Throughout my childhood I received negative ideas about Christianity and this made me suspicious of Christian things. Many years later however, when I was doing my PhD, I used to talk about God with a very good non-Jewish friend who eventually became a Christian. Through him I got to meet other Christians and I began to question ‘is Jesus really the Messiah?’ This caused me to ask; ‘how is it possible for millions of people to believe Jesus is the Messiah when Jewish rabbis have been rejecting Him for 2000 years?’ I saw Jesus standing in the history of the Gospels and I began to ask ‘is He Who He claims to be?’ The only way I could find out for sure was to examine the prophecies in the Hebrew Scriptures.
I’ve studied mathematics so I created a long Excel spreadsheet of all the prophecies that Jesus fulfilled and all the things that were expected of the Messiah. I tabulated around 430 prophecies and spent time poring through the Scriptures looking at these. I went to a Jewish bookshop to buy a Kosher Bible just to see what Christians believed in. Later I was invited on a church weekend. I witnessed Christians from different cultures, races and backgrounds and I said to myself, ‘this is exactly what God’s people should look like’. I thought ‘this really looks like the fulfilment of the promise made to Abraham that a multitude of nations would be blessed through him.’ I began to think, ‘this is really it.’
I remember the following week being aware of two very powerful emotions. One was enormous happiness that I had discovered a great Treasure, Jesus; the other was great fear because I knew I stood guilty before a Holy God. I was then overcome with a deep-running joy when it was explained to me what Jesus had done, that He had died for my sins and that I was forgiven and had peace with God. It dawned on me that He was the long-awaited Sacrifice that the Scriptures had always pointed to. I then knew that I wanted to live, putting Jesus at the centre of my life.
It took me a couple of years to get round to telling my family. Reactions were mixed. My mum was angry, feeling ashamed, sickened and betrayed. However, I have gained many Christian friends. I have also developed a zeal for sharing my faith with other Jews and have trained as a missionary through an organisation called ‘Jews for Jesus’.”
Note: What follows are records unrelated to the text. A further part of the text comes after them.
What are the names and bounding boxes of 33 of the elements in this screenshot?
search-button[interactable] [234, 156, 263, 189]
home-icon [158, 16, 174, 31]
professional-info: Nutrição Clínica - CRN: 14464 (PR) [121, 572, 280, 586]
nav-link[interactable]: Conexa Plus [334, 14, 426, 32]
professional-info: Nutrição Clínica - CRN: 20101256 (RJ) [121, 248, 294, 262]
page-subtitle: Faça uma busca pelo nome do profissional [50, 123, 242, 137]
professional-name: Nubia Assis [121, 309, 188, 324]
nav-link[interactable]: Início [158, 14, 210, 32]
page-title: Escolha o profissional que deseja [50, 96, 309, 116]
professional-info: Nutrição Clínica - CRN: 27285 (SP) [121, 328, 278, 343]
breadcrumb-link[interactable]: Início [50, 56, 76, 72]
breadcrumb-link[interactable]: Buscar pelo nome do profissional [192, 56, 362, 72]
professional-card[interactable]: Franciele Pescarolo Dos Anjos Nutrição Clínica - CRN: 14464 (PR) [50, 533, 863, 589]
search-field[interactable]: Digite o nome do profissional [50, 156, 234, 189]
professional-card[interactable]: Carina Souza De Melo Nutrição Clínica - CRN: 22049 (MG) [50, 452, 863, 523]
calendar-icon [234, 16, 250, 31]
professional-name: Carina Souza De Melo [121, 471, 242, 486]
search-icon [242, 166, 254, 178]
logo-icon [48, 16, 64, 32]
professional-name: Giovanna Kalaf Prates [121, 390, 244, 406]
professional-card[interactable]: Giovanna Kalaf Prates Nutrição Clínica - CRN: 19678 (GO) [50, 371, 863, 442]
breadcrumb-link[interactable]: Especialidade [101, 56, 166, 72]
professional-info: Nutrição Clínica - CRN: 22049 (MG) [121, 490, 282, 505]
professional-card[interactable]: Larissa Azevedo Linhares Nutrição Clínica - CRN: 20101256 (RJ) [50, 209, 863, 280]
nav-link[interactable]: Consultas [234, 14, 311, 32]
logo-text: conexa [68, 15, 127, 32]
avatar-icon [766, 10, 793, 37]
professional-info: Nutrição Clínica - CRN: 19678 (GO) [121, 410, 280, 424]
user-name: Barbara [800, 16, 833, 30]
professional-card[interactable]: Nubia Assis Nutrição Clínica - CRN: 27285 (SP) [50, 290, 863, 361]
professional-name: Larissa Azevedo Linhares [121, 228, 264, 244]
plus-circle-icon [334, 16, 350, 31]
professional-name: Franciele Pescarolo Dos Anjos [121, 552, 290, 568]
Ziggy Rogoff became a Christian because he genuinely wanted to find out the truth about Jesus. He understood very clearly that if Jesus is exactly Who He said He was, the Messiah and Son of God, then it meant that the things He taught and prophesised were of paramount importance. The same is true for us all. If Jesus really is Who He said He was then the human race does indeed stand before a Holy God Who is calling upon us all to repent of our sins and live our lives in obedience to Him. By turning to Him we embrace real and joyful life as Ziggy personally discovered, but by ignoring His warnings we embrace spiritual misery, trouble and finally Judgement. In John Ch3 v 19, when speaking of Himself, Jesus said “Light has come into the world but men love darkness rather than light”. What a fitting description this gives of today’s troubled world.